Valenzuela, Alicia Reyes; Turner, Mark; Markarian, Nathan; Lachance-Brais, Christophe; Hanrahan, John; Vali, Hojatollah; Vidal, Silvia; Mongeau, Luc.
Affiliation
  • Valenzuela AR; Biological and Biomedical Engineering, McGill University, Montreal, Quebec, Canada. H3A 2B4.
  • Turner M; Department of Mechanical engineering. McGill University. Montreal, Canada. H3A 0C3.
  • Markarian N; Pharmaceutical Drugs Directorate, Bureau of Gastroenterology, Infection and Viral Diseases, Health Canada, Ottawa, Ontario, Canada, K1A 0K9.
  • Lachance-Brais C; Department of Human Genetics, McGill University, Montreal, Canada, H3A 0C7.
  • Hanrahan J; Research Centre on Complex Traits, McGill University, Montreal, Canada, H3G 0B1.
  • Vali H; Swine and Poultry Infectious Diseases Research Center and Research Group on Infectious Diseases in Production Animals, Faculty of Veterinary Medicine, University of Montreal. Montreal, Canada, J25 2MD.
  • Vidal S; Chemistry Department, McGill University, Montreal, Quebec, Canada. H3A 0B8.
  • Mongeau L; Department of Physiology, McGill University, Montreal, Canada. H3G 1Y6.
bioRxiv ; 2024 Jul 09.
Article in En | MEDLINE | ID: mdl-39026877
ABSTRACT
The lung is a primary target for many lethal respiratory viruses, leading to significant global mortality. Current organoid models fail to completely mimic the cellular diversity and intricate tubular and branching structures of the human lung. Lung organoids derived from adult primary cells have so far only included cells from the input cell region, proximal or distal. Existing models are expensive. They often require cells from invasive deep lung tissue biopsies. The present study aimed to address these limitations. The lung organoids obtained using an original protocol exhibited transregional differentiation and were derived from relatively more accessible primary cells from the trachea/bronchi.
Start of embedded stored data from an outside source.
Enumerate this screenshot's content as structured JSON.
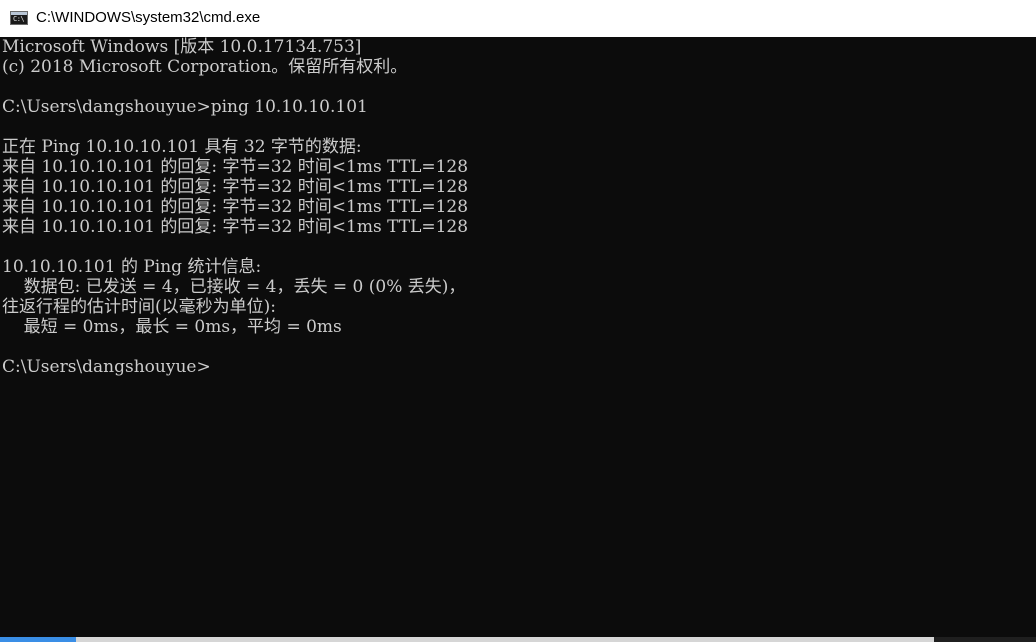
{
  "window": {
    "title": "C:\\WINDOWS\\system32\\cmd.exe",
    "icon": "cmd-icon",
    "icon_glyph": "C:\\"
  },
  "console": {
    "lines": [
      "Microsoft Windows [版本 10.0.17134.753]",
      "(c) 2018 Microsoft Corporation。保留所有权利。",
      "",
      "C:\\Users\\dangshouyue>ping 10.10.10.101",
      "",
      "正在 Ping 10.10.10.101 具有 32 字节的数据:",
      "来自 10.10.10.101 的回复: 字节=32 时间<1ms TTL=128",
      "来自 10.10.10.101 的回复: 字节=32 时间<1ms TTL=128",
      "来自 10.10.10.101 的回复: 字节=32 时间<1ms TTL=128",
      "来自 10.10.10.101 的回复: 字节=32 时间<1ms TTL=128",
      "",
      "10.10.10.101 的 Ping 统计信息:",
      "    数据包: 已发送 = 4，已接收 = 4，丢失 = 0 (0% 丢失)，",
      "往返行程的估计时间(以毫秒为单位):",
      "    最短 = 0ms，最长 = 0ms，平均 = 0ms",
      "",
      "C:\\Users\\dangshouyue>"
    ]
  },
  "colors": {
    "console_bg": "#0c0c0c",
    "console_text": "#cccccc",
    "titlebar_bg": "#ffffff"
  }
}
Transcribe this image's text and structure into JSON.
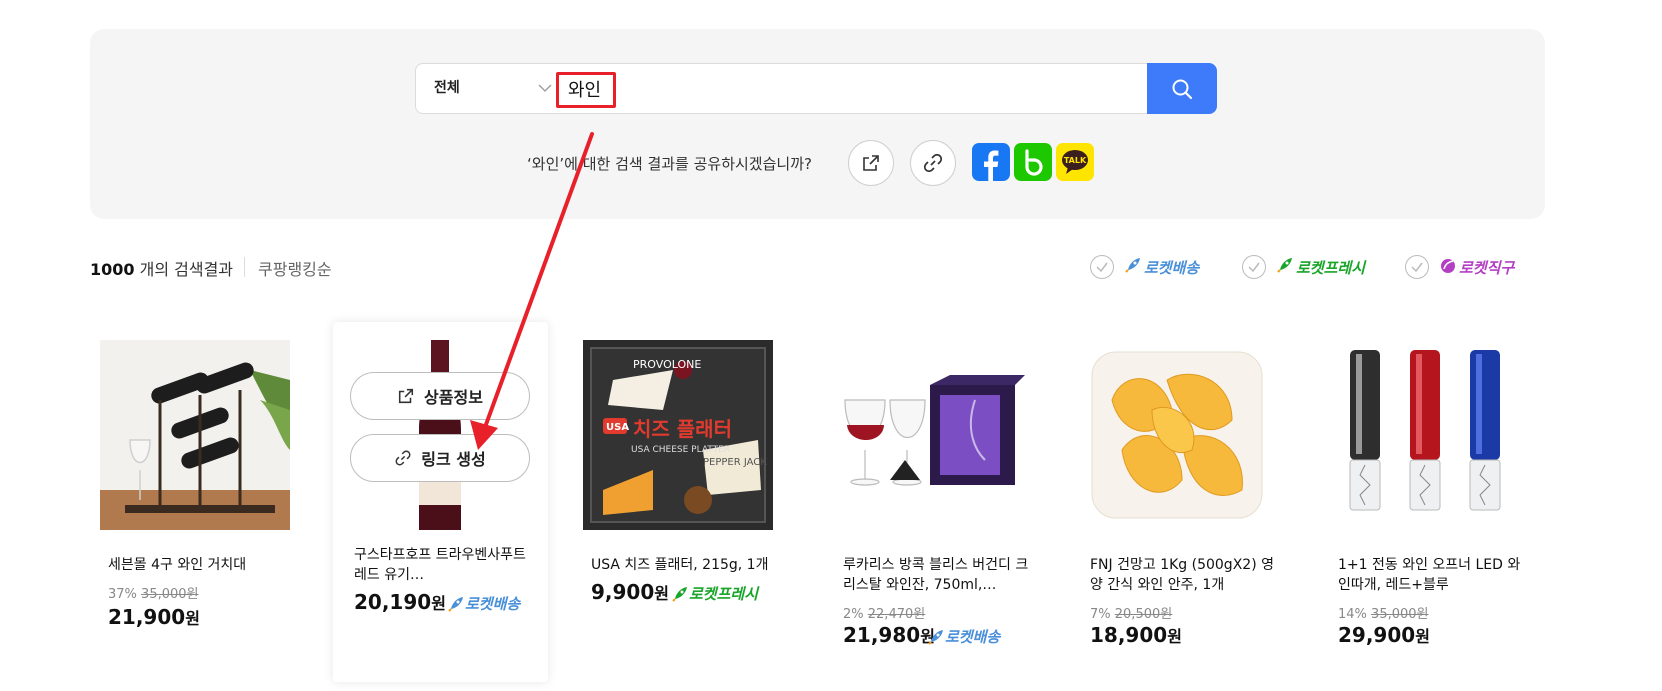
{
  "search": {
    "category": "전체",
    "query": "와인",
    "share_prompt": "‘와인’에 대한 검색 결과를 공유하시겠습니까?"
  },
  "share_buttons": [
    {
      "icon": "external-link-icon"
    },
    {
      "icon": "link-icon"
    },
    {
      "icon": "facebook-icon",
      "color": "#1877f2"
    },
    {
      "icon": "band-icon",
      "color": "#1ec800"
    },
    {
      "icon": "kakaotalk-icon",
      "color": "#fee500",
      "label": "TALK"
    }
  ],
  "results": {
    "count": "1000",
    "count_suffix": " 개의 검색결과",
    "sort": "쿠팡랭킹순"
  },
  "filters": [
    {
      "label": "로켓배송",
      "color": "#4a90d9"
    },
    {
      "label": "로켓프레시",
      "color": "#1aa52a"
    },
    {
      "label": "로켓직구",
      "color": "#b43fc4"
    }
  ],
  "hover_actions": {
    "product_info": "상품정보",
    "create_link": "링크 생성"
  },
  "products": [
    {
      "name": "세븐몰 4구 와인 거치대",
      "discount": "37%",
      "original_price": "35,000원",
      "price": "21,900",
      "unit": "원",
      "badge": ""
    },
    {
      "name": "구스타프호프 트라우벤사푸트 레드 유기…",
      "discount": "",
      "original_price": "",
      "price": "20,190",
      "unit": "원",
      "badge": "로켓배송"
    },
    {
      "name": "USA 치즈 플래터, 215g, 1개",
      "discount": "",
      "original_price": "",
      "price": "9,900",
      "unit": "원",
      "badge": "로켓프레시"
    },
    {
      "name": "루카리스 방콕 블리스 버건디 크리스탈 와인잔, 750ml,…",
      "discount": "2%",
      "original_price": "22,470원",
      "price": "21,980",
      "unit": "원",
      "badge": "로켓배송"
    },
    {
      "name": "FNJ 건망고 1Kg (500gX2) 영양 간식 와인 안주, 1개",
      "discount": "7%",
      "original_price": "20,500원",
      "price": "18,900",
      "unit": "원",
      "badge": ""
    },
    {
      "name": "1+1 전동 와인 오프너 LED 와인따개, 레드+블루",
      "discount": "14%",
      "original_price": "35,000원",
      "price": "29,900",
      "unit": "원",
      "badge": ""
    }
  ],
  "product_images": {
    "cheese_box_text": [
      "PROVOLONE",
      "USA",
      "치즈 플래터",
      "USA CHEESE PLATTER",
      "PEPPER JACK"
    ]
  },
  "colors": {
    "accent": "#3d7bfa",
    "annotation": "#e8202a",
    "panel_bg": "#f5f5f6"
  }
}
Immortal bronchial cell lines were also used to simplify organoid fabrication and improve its scalability. The lung organoids are formed starting from bronchial cells with fibroblasts feeder cells in an alginate hydrogel coated with base membrane zone proteins. Characterizations were performed using bulk RNA sequencing and tandem mass tags. The resulting organoids express markers of different lung regions and mimic to some extent the tubular and branching morphology of the lung. The proteomic profile of organoid from primary cells and from cell lines was found to evolve towards that of mature lung tissue. Upregulated genes were mostly related to the respiratory system, tube development, and various aspects of respiratory viral infections. Infection with SARS-CoV-2 and influenza H1N1 was successful and did not require organoid disassembly. The organoids matured within 21 days and did not require complex or expensive culture methods. Transregionally differentiated lung organoid may find applications for the study of emerging or re-emerging viral infections and fostering the development of novel in-vitro therapeutic strategies.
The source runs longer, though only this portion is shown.